God and Devil World Chapter 96 – Shopping Bahasa Indonesia

Reader Settings

Size :
A-16A+
Daftar Isi

Bab 96: Berbelanja

Semua orang sibuk sepanjang hari. Perut mereka lapar, jadi mereka meninggalkan gedung dan keluar.

Tidak lama setelah meninggalkan gedung, mereka melihat tempat terbuka dengan beberapa kios yang tertata. Beberapa pekerja berada di sana membagikan makanan bantuan.

Puluhan orang mengantre panjang menunggu makanan.

Seorang pria gemuk memegang sendok sayur.
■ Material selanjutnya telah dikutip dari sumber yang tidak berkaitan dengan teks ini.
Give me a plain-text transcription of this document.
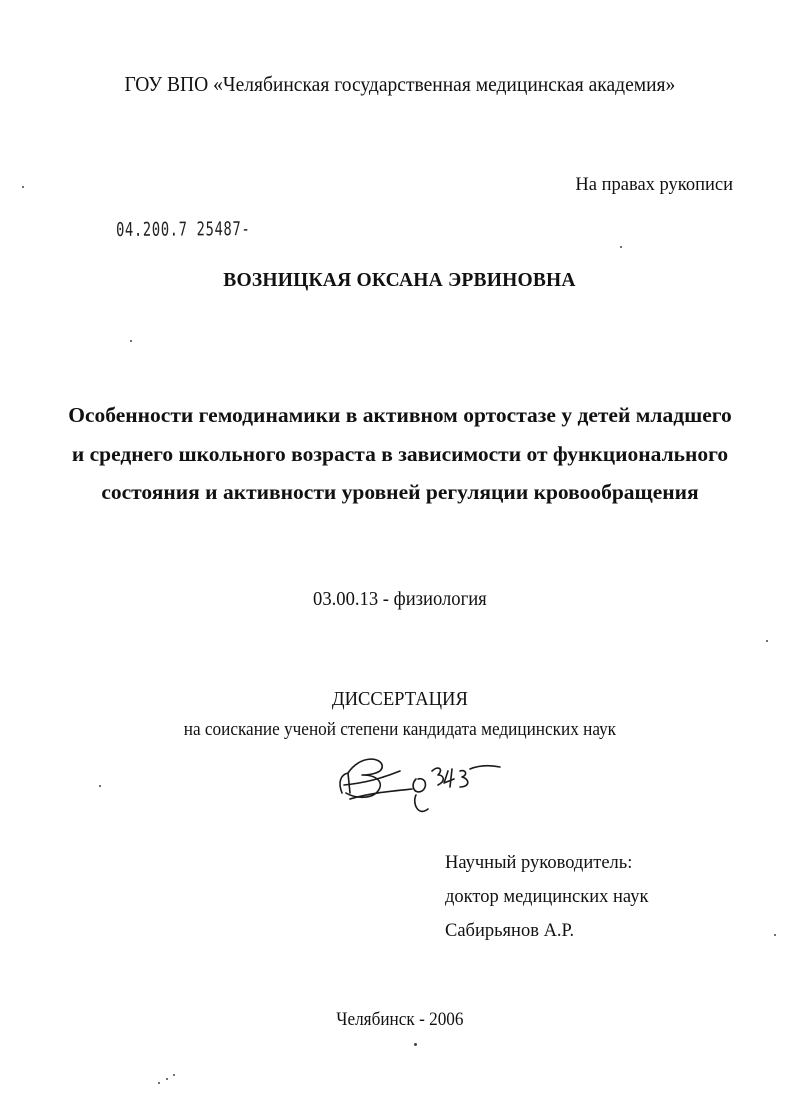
ГОУ ВПО «Челябинская государственная медицинская академия»
На правах рукописи
04.200.7 25487-
ВОЗНИЦКАЯ ОКСАНА ЭРВИНОВНА
Особенности гемодинамики в активном ортостазе у детей младшего и среднего школьного возраста в зависимости от функционального состояния и активности уровней регуляции кровообращения
03.00.13 - физиология
ДИССЕРТАЦИЯ
на соискание ученой степени кандидата медицинских наук
Научный руководитель:
доктор медицинских наук
Сабирьянов А.Р.
Челябинск - 2006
Setiap orang yang melewati panci itu menerima satu sendok bubur yang dituangkan ke dalam mangkuk mereka.

Da Gouzi berjalan melewatinya dan melihat-lihat. Dia melihat bahwa di dalam mangkuk tidak ada nasi, pada dasarnya semuanya air. Dia tidak bisa menahan diri untuk mengeluh: “Sial, apakah ini yang dimakan orang? Semuanya air!”

Da Gouzi bisa makan semangkuk makanan setiap hari di Desa Selalu Terang. Bubur di Desa Selalu Terang juga mengandung lebih banyak nasi daripada ini.
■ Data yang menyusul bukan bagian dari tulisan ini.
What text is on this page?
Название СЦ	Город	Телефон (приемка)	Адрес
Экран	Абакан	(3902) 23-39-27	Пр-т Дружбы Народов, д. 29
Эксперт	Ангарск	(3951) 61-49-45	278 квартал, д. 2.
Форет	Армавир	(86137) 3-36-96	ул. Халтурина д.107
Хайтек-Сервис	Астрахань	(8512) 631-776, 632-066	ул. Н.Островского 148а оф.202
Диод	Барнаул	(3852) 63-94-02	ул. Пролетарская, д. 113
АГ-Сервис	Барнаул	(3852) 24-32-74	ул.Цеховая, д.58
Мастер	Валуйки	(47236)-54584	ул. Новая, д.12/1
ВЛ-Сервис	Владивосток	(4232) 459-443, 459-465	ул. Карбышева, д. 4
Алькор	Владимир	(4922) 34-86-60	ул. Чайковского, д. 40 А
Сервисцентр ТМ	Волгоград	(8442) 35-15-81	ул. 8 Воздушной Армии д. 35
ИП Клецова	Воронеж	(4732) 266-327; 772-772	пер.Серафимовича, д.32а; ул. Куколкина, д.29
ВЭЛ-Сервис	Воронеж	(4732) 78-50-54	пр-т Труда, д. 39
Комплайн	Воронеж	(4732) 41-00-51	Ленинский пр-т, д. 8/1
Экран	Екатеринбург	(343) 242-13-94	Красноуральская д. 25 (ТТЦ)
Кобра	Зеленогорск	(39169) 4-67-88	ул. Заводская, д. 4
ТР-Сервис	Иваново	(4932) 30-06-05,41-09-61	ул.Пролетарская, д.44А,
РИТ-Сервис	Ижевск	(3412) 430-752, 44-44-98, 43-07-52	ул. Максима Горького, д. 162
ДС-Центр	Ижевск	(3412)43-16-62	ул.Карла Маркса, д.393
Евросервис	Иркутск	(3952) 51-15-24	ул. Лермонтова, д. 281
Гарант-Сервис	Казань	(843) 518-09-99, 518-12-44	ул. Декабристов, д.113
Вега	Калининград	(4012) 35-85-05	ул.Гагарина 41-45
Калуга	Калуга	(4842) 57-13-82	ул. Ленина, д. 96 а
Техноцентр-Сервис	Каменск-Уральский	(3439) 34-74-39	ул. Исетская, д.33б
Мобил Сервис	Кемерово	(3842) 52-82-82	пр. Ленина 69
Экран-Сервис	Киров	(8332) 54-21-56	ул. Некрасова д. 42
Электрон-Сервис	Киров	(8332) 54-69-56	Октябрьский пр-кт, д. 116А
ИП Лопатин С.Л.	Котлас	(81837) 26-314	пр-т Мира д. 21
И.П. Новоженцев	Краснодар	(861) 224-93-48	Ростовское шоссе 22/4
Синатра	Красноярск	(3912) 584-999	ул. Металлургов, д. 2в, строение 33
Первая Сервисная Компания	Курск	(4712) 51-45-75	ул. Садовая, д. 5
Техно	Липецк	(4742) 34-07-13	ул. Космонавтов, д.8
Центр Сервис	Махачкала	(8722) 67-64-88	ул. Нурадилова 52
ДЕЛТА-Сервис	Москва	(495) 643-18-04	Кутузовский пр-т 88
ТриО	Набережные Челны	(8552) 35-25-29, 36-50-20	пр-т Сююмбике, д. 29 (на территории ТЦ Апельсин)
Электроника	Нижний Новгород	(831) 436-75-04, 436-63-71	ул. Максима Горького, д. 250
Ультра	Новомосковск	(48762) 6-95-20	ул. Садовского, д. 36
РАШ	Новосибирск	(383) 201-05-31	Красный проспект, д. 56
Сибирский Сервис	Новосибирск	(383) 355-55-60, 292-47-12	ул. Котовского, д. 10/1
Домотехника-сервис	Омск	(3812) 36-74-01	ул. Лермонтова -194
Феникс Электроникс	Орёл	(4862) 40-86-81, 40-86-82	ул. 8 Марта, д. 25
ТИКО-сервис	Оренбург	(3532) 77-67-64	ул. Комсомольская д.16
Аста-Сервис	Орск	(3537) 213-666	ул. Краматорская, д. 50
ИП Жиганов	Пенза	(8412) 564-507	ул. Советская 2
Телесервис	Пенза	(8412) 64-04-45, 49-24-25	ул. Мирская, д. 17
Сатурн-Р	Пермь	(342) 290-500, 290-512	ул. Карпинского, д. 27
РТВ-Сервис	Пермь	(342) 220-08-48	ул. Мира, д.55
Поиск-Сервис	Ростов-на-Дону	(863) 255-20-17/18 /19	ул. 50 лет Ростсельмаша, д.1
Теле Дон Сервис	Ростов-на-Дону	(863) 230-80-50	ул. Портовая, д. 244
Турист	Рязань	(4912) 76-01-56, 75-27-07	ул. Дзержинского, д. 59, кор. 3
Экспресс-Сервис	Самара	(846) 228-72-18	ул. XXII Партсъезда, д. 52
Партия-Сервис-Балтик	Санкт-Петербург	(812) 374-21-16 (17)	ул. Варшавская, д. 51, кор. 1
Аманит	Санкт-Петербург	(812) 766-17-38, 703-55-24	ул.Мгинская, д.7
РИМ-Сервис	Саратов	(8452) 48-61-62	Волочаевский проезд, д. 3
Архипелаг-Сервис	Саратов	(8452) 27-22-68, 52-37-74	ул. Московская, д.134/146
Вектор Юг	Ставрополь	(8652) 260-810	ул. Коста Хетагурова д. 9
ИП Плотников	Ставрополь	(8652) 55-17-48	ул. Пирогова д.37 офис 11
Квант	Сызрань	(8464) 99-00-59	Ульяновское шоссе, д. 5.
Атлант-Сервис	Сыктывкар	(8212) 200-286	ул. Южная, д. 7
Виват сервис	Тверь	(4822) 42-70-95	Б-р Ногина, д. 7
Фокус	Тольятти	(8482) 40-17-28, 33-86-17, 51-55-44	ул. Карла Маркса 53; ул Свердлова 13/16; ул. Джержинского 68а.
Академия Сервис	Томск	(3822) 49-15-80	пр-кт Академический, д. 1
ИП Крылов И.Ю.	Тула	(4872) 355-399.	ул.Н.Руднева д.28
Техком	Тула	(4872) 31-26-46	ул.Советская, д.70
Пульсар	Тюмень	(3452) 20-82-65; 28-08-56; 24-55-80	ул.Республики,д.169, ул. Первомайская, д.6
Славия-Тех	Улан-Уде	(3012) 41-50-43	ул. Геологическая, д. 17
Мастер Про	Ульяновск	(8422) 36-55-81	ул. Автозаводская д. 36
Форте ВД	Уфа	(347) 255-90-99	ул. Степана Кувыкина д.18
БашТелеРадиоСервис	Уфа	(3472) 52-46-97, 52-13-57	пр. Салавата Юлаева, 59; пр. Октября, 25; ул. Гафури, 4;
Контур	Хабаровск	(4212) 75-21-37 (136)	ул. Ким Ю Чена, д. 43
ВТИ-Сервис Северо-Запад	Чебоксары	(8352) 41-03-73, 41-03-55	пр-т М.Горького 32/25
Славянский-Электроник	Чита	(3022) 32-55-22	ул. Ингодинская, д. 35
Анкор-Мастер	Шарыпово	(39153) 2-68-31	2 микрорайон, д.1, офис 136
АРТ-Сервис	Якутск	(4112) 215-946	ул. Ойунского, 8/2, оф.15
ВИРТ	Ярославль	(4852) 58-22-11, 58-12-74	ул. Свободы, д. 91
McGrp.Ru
Pria gemuk yang membagikan bubur itu memandang Da Gouzi dan mengejek: “Jika kau tidak mau makan, pergilah! Tunggu sampai kau lapar beberapa hari, baru kau akan mempertimbangkan kembali.”

Para penyintas lainnya menerima semangkuk bubur yang hampir seperti air, dan mereka semua menjilat mangkuk mereka hingga bersih. Kemudian mereka memandang panci besar berisi bubur itu dengan mata rakus.

Semangkuk makanan bantuan ini praktis seperti sup nasi dan bukan bubur. Tetapi bagi para penyintas ini, itu adalah harapan hidup mereka.

Chen Zhiguang meminta maaf kepada Yue Zhong: “Saudara Yue, maafkan saya. Kalian semua hanya bisa menerima makanan bantuan di sini.”

Yue Zhong memandang panci besar berisi makanan bantuan yang isinya sedikit nasi. Dia sama sekali tidak tertarik. Dia bertanya kepada Chen Zhiguang: “Apakah ada pasar di sini? Saya ingin membeli beberapa barang.”

Chen Zhiguang segera berkata: “Ya! Silakan ikuti saya.”

Berjalan di sepanjang jalan di kamp para penyintas, kelompok Yue Zhong melihat semua orang tampak kelaparan. Jelas mereka semua kelaparan. Ada beberapa tempat dengan para pengungsi yang mengantre untuk mendapatkan bubur.

Di bawah bimbingan Chen Zhiguang, Yue Zhong tiba di sebuah jalan. Ada berbagai macam barang yang dipajang di jalan. Wajah para pedagang hanya sedikit lebih baik daripada para penyintas lainnya di kota itu.

“Itu toko beras. Kamu butuh kupon makanan pemerintah untuk ditukar dengan beras. Gaji pegawai pemerintah semuanya dibayarkan dengan kupon makanan. Tentara juga sama.” Chen Zhiguang menunjuk ke sebuah toko tempat empat tentara berjaga dengan senjata api dan menjelaskan kepada Yue Zhong.

“Ini Jalan Phoenix tempat mereka menjual berbagai macam barang. Jika kamu punya bahan makanan atau kupon makanan, kamu bisa membeli banyak barang.” Chen Zhiguang menunjuk ke sebuah jalan dan menjelaskan kepada Yue Zhong.

Yue Zhong mendengar penjelasan Chen Zhiguang, lalu ia memimpin semua orang ke jalan itu dengan gaya yang megah.

“Bos, bolehkah saya membeli panci dan mangkuk ini?” setelah tiba di sebuah toko serba ada, Yue Zhong melihat lantai yang penuh dengan panci dan wajan dan bertanya kepada pemiliknya.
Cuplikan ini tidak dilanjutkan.